The Shortcut

The pterodactyl could now estimate the value of states and plan ahead. But how did those value estimates actually improve? The pterodactyl needed a mechanism to refine its understanding of which actions were good in which situations — from experience, flight by flight.

The Table

Trviksha set up a large stone tablet — a table with rows for every state the pterodactyl might encounter and columns for every action it could take. Each cell in the table held a number: the estimated value of taking that action in that state.

At the start, every cell was zero. The pterodactyl knew nothing — every action in every state was equally unknown.

Trviksha: This table is the pterodactyl's knowledge. Cell (mountain pass, fly east) holds the estimated total future reward for flying east when at the mountain pass. Cell (canyon entrance, fly south) holds the estimated total future reward for flying south when at the canyon entrance. Every possible combination of state and action has its own estimate.

Blortz: How many cells is that?

Trviksha: For the simplified grid, roughly one thousand states times six actions — six thousand cells. For the real terrain with weather conditions and time of day, considerably more.

Drysska: And these all start at zero?

Trviksha: They start at zero and improve with every flight.

Learning from Each Flight

After each flight, the pterodactyl updated its table based on what happened. The update rule was simple:

When the pterodactyl was in state S, took action A, received reward R, and ended up in state S', it updated the cell (S, A) by nudging it toward the sum of R (the immediate reward) plus the discounted value of the best action in state S' (the estimated future reward from the new state).

Trviksha: The pterodactyl arrives at the mountain pass. It flies east. It receives a small negative reward (one time step spent) and ends up at the ridge. It looks up the best action from the ridge — the highest value in the ridge's row — and adds the discounted future value to the immediate reward. It nudges the mountain-pass-fly-east cell toward this total.

Blortz: It is not replacing the old estimate — it is nudging it?

Trviksha: Nudging, because the old estimate is based on many past flights, and one new flight should influence the estimate, not overwrite it. The nudge is small: ten percent of the way toward the new information. Over many flights, the estimate converges to the true value.

Convergence

She ran the pterodactyl for three thousand flights. After each flight, the table was updated. Trviksha tracked the values in the table over time.

Initially, the values fluctuated wildly — each new flight changed the estimates substantially. By flight five hundred, the estimates had begun to stabilise. By flight two thousand, the table was nearly converged — the values changed by less than one percent per flight.

The converged table showed clear patterns. States near the destination had high values. States in storm zones had low values. The mountain pass had moderate values in clear weather and very low values during storms. The canyon had high values in early dry season and low values in late dry season.

Flinqva: Now I can read the table directly. Before each flight, I look up the pterodactyl's current state, find the action with the highest value, and that is the action to take.

Trviksha: Exactly. The table is the learned strategy. The pterodactyl does not need to think — it looks up the answer. All the "thinking" happened during the three thousand training flights.

Blortz: But the table requires enumerating every possible state. For the simplified grid, that is feasible. For the real terrain, with weather, time of day, cargo weight, and the remaining fuel of the pterodactyl...

Trviksha: The table becomes impossibly large. Yes. For real problems, I would replace the table with a network — a neural network that takes the state as input and outputs the estimated value for each action. The network generalises across similar states instead of storing each state individually.

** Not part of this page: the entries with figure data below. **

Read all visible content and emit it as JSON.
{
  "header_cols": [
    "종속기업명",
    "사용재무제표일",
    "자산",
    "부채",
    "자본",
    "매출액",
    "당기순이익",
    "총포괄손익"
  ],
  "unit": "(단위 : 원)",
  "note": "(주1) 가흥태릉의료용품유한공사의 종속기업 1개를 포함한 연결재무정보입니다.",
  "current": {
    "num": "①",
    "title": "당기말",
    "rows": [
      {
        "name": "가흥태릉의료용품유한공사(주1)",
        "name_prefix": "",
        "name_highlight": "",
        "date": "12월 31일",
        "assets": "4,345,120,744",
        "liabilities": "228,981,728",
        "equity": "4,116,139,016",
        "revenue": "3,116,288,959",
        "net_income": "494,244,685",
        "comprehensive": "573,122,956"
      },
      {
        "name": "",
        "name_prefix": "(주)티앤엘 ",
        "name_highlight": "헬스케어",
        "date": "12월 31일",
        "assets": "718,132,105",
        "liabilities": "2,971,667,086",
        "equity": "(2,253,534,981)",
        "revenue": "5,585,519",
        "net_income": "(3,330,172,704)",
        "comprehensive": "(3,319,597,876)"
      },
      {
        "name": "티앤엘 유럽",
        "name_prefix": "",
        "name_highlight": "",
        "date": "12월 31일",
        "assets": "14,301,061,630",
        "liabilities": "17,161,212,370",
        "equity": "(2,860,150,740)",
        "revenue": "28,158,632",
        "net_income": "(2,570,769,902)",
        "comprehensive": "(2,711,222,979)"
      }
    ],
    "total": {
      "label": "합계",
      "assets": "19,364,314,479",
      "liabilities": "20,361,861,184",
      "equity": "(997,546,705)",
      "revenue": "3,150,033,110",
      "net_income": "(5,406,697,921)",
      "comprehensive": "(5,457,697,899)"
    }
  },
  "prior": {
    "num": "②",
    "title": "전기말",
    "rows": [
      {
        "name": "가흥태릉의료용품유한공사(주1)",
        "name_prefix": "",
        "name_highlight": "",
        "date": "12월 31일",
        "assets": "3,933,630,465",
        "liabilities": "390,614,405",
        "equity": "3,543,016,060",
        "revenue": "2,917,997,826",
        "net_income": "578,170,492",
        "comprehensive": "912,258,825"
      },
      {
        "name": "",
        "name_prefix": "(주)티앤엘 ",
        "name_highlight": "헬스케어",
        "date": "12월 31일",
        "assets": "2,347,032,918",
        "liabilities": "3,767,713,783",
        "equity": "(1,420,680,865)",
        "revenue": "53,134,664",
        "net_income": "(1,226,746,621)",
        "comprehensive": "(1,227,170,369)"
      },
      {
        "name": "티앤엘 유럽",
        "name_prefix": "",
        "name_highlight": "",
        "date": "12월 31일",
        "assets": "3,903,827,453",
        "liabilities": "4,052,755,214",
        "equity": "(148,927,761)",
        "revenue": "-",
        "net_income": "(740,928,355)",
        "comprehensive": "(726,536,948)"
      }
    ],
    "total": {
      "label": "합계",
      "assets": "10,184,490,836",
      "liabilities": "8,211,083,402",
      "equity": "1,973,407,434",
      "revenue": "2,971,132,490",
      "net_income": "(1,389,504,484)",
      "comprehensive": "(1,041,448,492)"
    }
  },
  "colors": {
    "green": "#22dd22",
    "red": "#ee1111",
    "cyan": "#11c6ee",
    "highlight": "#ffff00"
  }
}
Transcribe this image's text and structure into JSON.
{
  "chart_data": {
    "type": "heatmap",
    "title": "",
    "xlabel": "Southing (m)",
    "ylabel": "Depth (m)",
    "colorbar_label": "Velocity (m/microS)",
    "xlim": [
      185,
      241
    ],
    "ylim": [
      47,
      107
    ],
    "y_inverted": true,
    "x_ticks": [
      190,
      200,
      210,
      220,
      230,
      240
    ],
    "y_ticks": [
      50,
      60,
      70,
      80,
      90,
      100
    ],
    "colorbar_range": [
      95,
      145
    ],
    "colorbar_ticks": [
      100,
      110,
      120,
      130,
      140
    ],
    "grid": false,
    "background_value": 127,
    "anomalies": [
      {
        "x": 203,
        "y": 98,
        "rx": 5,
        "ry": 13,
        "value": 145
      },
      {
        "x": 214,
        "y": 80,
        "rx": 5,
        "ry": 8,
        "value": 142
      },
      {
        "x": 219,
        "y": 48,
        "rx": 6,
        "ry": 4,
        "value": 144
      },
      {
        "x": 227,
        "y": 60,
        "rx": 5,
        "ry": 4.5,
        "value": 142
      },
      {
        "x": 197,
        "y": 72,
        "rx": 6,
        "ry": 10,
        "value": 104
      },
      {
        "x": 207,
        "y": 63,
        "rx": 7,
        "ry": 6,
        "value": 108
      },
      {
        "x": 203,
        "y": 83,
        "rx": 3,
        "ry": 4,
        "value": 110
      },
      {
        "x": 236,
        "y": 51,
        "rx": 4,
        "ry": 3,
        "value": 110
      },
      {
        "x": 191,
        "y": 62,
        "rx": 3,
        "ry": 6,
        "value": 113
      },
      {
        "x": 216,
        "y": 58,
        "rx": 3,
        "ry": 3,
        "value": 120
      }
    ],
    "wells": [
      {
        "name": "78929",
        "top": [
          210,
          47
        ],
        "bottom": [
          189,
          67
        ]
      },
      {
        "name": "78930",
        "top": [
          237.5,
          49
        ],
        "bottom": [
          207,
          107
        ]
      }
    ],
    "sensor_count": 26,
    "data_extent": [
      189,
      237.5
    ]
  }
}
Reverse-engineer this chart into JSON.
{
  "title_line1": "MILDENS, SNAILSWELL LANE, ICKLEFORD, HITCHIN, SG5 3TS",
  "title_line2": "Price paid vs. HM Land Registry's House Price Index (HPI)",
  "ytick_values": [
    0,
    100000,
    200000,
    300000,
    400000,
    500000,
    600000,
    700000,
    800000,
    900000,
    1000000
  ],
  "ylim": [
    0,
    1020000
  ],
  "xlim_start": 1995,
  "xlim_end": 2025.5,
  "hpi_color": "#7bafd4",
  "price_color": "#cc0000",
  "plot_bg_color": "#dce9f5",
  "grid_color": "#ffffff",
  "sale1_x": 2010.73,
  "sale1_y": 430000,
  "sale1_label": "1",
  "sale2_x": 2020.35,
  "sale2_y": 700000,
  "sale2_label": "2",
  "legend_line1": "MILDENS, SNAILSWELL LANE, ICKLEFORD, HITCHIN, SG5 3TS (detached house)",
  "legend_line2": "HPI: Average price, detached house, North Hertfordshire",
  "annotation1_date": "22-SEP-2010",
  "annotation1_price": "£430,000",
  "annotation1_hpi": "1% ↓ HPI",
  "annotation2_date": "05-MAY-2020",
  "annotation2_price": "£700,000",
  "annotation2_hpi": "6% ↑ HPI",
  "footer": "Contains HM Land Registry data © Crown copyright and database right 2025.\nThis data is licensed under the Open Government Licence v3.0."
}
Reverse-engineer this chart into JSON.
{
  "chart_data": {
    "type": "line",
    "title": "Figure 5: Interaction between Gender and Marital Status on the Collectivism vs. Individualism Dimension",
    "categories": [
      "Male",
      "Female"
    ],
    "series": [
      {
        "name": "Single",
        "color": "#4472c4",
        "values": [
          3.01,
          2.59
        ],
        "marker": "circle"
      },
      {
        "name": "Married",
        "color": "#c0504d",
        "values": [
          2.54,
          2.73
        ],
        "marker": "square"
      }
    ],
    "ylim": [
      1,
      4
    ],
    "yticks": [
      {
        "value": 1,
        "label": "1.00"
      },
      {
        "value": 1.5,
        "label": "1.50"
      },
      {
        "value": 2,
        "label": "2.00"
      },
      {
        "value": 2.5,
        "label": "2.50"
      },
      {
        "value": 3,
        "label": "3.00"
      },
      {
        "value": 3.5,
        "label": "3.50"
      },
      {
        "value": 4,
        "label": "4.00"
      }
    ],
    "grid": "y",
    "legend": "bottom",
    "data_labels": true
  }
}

Blortz: So the pterodactyl problem eventually leads back to neural networks.

Trviksha: Everything leads back to neural networks, it seems. The reinforcement learning framework — states, actions, rewards, value estimation — is the structure. The neural network is the function that makes it practical for large problems.

Trviksha has built a Q-learning system — one of the foundational algorithms in reinforcement learning, developed by Chris Watkins in 1989. The Q-table stores the estimated value of each action in each state (the "Q" stands for "quality"). After each experience, the agent updates the relevant cell by nudging it toward the immediate reward plus the discounted best future value. Over many experiences, the Q-values converge to the true expected returns, and the agent can choose optimal actions by simply looking up the highest value. The limitation, as Blortz noted, is that the table must enumerate every possible state — which is impossible for complex, continuous environments. The solution — replacing the table with a neural network (called Deep Q-Learning, pioneered by DeepMind in 2013 for Atari games) — combines the reinforcement learning framework with the function approximation power of neural networks. Think about how you learn to navigate a city: you build a mental map of which routes work well, updated each time you travel. Your "table" is imperfect and approximate — you cannot enumerate every possible traffic condition — but it improves with experience.